1986 yılında ilk kez ayak bastım Diyarbakır'a. Henüz yirmi beş yaşındaydım. Ancak işim gereği rutin on beş günlük seyahatlerim oldu yıllarca. Henüz 12 Eylül koşulları hüküm sürüyordu o yıllarda. Diyarbakır'a girişte sabaha karşı askerler ve eli silahlı polisler tarafından uyandırılmak sıradan rutin olaylardandı. Ben kimliğimde doğum yeri Gaziantep yazdığından çok irdelenmezdim. Ancak doğum yerinde Kürt illerinden bir yer yazıyorsa terör zanlısı muamelesi görür, GBT yoklaması yapılır eşyası varsa didik didik aranırdı.

Diyarbakır'a ilk girdiğimde o yıllarda Seyrantepe'de olan Otogardan Dağ Kapı meydanına dolmuşla gelmiştim. Dağ kapı'da ilk dikkatimi çeken Surlardı. Sur diplerinde çay bahçeleri sabahın ilk saatlerinde insanlarla doluydu. Sonradan öğrendiğimde şaşırmamıştım bu insanlar çoğunluğu işsiz olanlarmış.

Surdan içeri girip Ulu Cami önünden Melik Ahmet'e gitmiştim. İlk öğrendiğim Sur içinde ki kapılardı. Tek kapı, Çiftkapı, Urfakapı, Mardinkapı, Dağkapı, Saray Kapı gibi kapılardı. Melik Ahmet’e açılan dar sokaklardan girdiğim de nereden çıkacağımı yıllarca kestiremedim. Her seferinde bir başka sokaktan Sur dışına çıktım. Sokaklar o kadar birbirine yakın ki komşuların birbirine seslenmesi, pencereden  birbirleriyle konuşması mümkündü.

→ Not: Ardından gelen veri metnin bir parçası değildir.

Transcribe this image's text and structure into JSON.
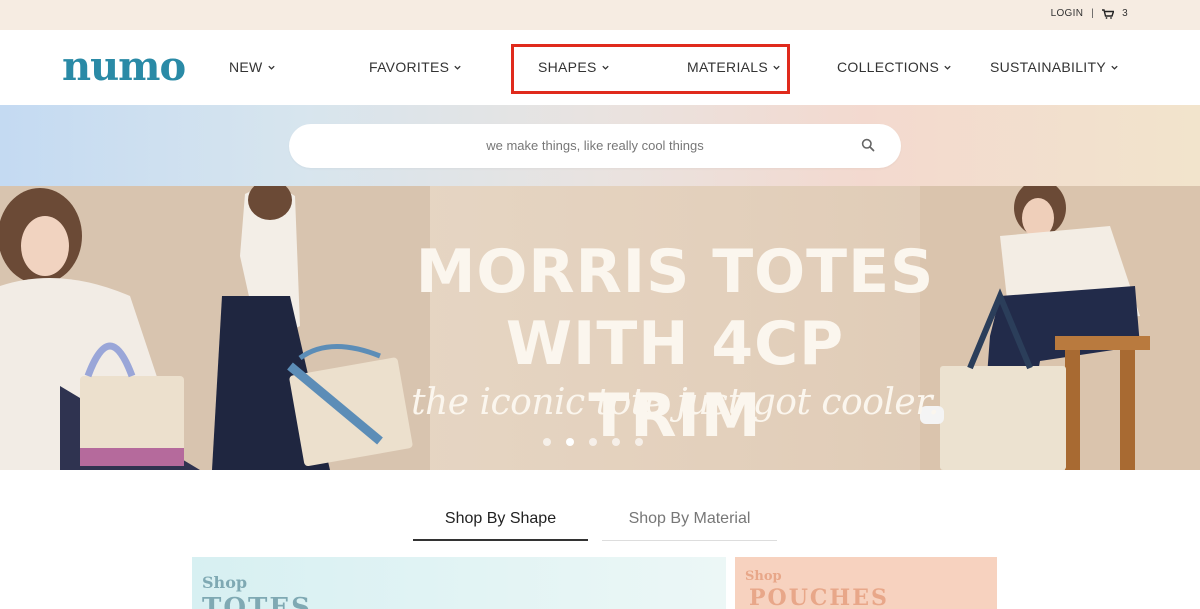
{
  "topbar": {
    "login": "LOGIN",
    "separator": "|",
    "cart_count": "3"
  },
  "logo": {
    "text": "numo"
  },
  "nav": {
    "items": [
      {
        "label": "NEW"
      },
      {
        "label": "FAVORITES"
      },
      {
        "label": "SHAPES"
      },
      {
        "label": "MATERIALS"
      },
      {
        "label": "COLLECTIONS"
      },
      {
        "label": "SUSTAINABILITY"
      }
    ]
  },
  "search": {
    "placeholder": "we make things, like really cool things"
  },
  "hero": {
    "title_line1": "MORRIS TOTES",
    "title_line2": "WITH 4CP TRIM",
    "subtitle": "the iconic tote just got cooler.",
    "slide_count": 5,
    "active_slide": 2
  },
  "tabs": [
    {
      "label": "Shop By Shape",
      "active": true
    },
    {
      "label": "Shop By Material",
      "active": false
    }
  ],
  "cards": [
    {
      "shop": "Shop",
      "name": "TOTES"
    },
    {
      "shop": "Shop",
      "name": "POUCHES"
    }
  ],
  "colors": {
    "brand": "#2a8aa6",
    "highlight": "#e02a1c",
    "topbar_bg": "#f6ece2"
  }
}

Balıkçılarbaşından girdiğimde Keldani kilisesi, dört ayaklı minare, Protestan kilisesi Sur’un binlerce yıllık tarihini hemen öne çıkarıyordu. Protestan kilisesinin sadece duvarları ve kolonları ayaktaydı. Çatısı yoktu gezdiğimde. Sonrasında restore edilmiş ancak ben göremedim. Daha sonra Melik Ahmet’te Lalebey sokaktan girdiğimi anımsıyorum Süryani kilisesini görmek için. Kilise açıktı. İçeride insanlar vardı. Sohbet ettik ayaküstü kısaca.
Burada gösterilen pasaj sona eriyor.